Slag #1 is silica-rich, with predominantly potassium at point 1, while sodium and magnesium are more present at point 2. Slag #2 is also silica-rich, but with significant amounts of iron and some sodium.
4. Discussion
Even though no external load was applied to the materials during testing, Na exposure had distinctly different effects on the macrostructure of the thermal insulating materials. The Moler and vermiculite bricks had only minor macroscopic structural changes, while the calcium silicate deformed by creep under its own weight. The loss of structural integrity of the insulation layer will have severe effects in the electrolysis cell as it supports the layers above it. Paulsen et al. [9] reported two creep steps for pristine calcium silicate under load, at 700 °C and 900 °C, both below the temperature used in this work. The maximum temperature in the insulation layer in electrolysis cells under operation is expected to be well below 900 °C [9,10]. However, the severe deformation observed in this work cannot be attributed to temperature alone, as the temperature reference samples were not deformed in the same manner, meaning Na degradation is the most important factor. The combined effect of Na exposure and temperature should, therefore, be investigated more thoroughly, especially for calcium silicate as the creep rate is likely to decrease with decreasing temperature. In a different laboratory test by the authors, deformation by creep was not observed for calcium silicate at a temperature of 800 °C, demonstrating that the onset of creep due to Na exposure is in the temperature interval 800–970 °C [18]. At the conditions used in this study, Moler and vermiculite are clearly structurally more stable than calcium silicate when exposed to Na vapor.

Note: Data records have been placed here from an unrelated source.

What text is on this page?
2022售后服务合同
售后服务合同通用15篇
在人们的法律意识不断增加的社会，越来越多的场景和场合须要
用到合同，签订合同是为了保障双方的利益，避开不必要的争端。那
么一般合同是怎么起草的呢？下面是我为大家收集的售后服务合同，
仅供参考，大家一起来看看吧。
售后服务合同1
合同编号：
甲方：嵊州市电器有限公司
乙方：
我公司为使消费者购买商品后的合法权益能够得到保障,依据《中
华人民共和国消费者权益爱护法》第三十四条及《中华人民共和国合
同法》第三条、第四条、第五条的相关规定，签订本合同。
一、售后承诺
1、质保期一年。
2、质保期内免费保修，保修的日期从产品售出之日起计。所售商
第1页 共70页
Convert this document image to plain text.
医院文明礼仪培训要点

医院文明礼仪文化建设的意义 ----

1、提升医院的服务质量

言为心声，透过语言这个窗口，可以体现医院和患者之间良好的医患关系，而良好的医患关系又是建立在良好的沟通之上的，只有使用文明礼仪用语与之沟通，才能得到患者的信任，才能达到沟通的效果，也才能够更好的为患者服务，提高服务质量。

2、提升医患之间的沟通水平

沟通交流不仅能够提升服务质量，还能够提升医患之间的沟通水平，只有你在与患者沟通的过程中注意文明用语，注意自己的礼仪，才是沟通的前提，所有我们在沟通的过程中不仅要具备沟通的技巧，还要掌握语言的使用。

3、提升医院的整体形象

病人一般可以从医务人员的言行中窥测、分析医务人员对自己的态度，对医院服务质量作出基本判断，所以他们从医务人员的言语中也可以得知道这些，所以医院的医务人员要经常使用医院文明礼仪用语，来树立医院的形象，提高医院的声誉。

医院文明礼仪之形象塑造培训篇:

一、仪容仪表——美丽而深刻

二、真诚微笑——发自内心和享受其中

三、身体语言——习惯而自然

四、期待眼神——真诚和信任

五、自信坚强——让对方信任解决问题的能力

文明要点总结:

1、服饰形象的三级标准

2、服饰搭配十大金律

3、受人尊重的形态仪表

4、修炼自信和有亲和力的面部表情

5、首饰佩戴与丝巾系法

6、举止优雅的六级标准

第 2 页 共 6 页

The penetration depth of sodium varies in the tested materials from a few hundred µm in Moler to about 1 cm for calcium silicate. It is important to note that the sodium activity was lower in the test procedure of Moler due to the lower temperature. Nevertheless, the sodium was mostly concentrated in the glass-ceram Rx-layer, and a gradient in the Na content was observed (Figure 4), showing that the glassy layer is reducing further penetration of Na as a protective layer of glass-ceram is built up. However, it is important to note that due to the low initial density of the bricks, a considerable thickness of the brick will be consumed by the reaction, which will severely reduce the thermal insulating capability. The Na content is high throughout the Rx-zones of both vermiculite (Figure 12) and calcium silicate (Figure 8), demonstrating that there is no barrier formed, and further Na penetration in these two materials will not be hindered at the given conditions.
The mineralogy of the materials changes significantly with Na exposure. In the case of vermiculite and calcium silicate, the changes are also due to the thermal treatment as these products are not fired to high temperatures during manufacturing. Moler, a fired product, has no observable change in mineralogy when fired to 850 °C. When fired to 970 °C, forsterite and leucite are found in the vermiculite material, and a complete mineralogical transformation from xonotlite to wollastonite was observed for calcium silicate, demonstrating that these materials are not fired to their chemical equilibrium during manufacturing. This is in agreement with similar findings of Paulsen et al. [9]. Knowledge of the mineralogy of the insulation bricks at operating temperature is important as it may have different materials properties from the ones reported in the non-fired state.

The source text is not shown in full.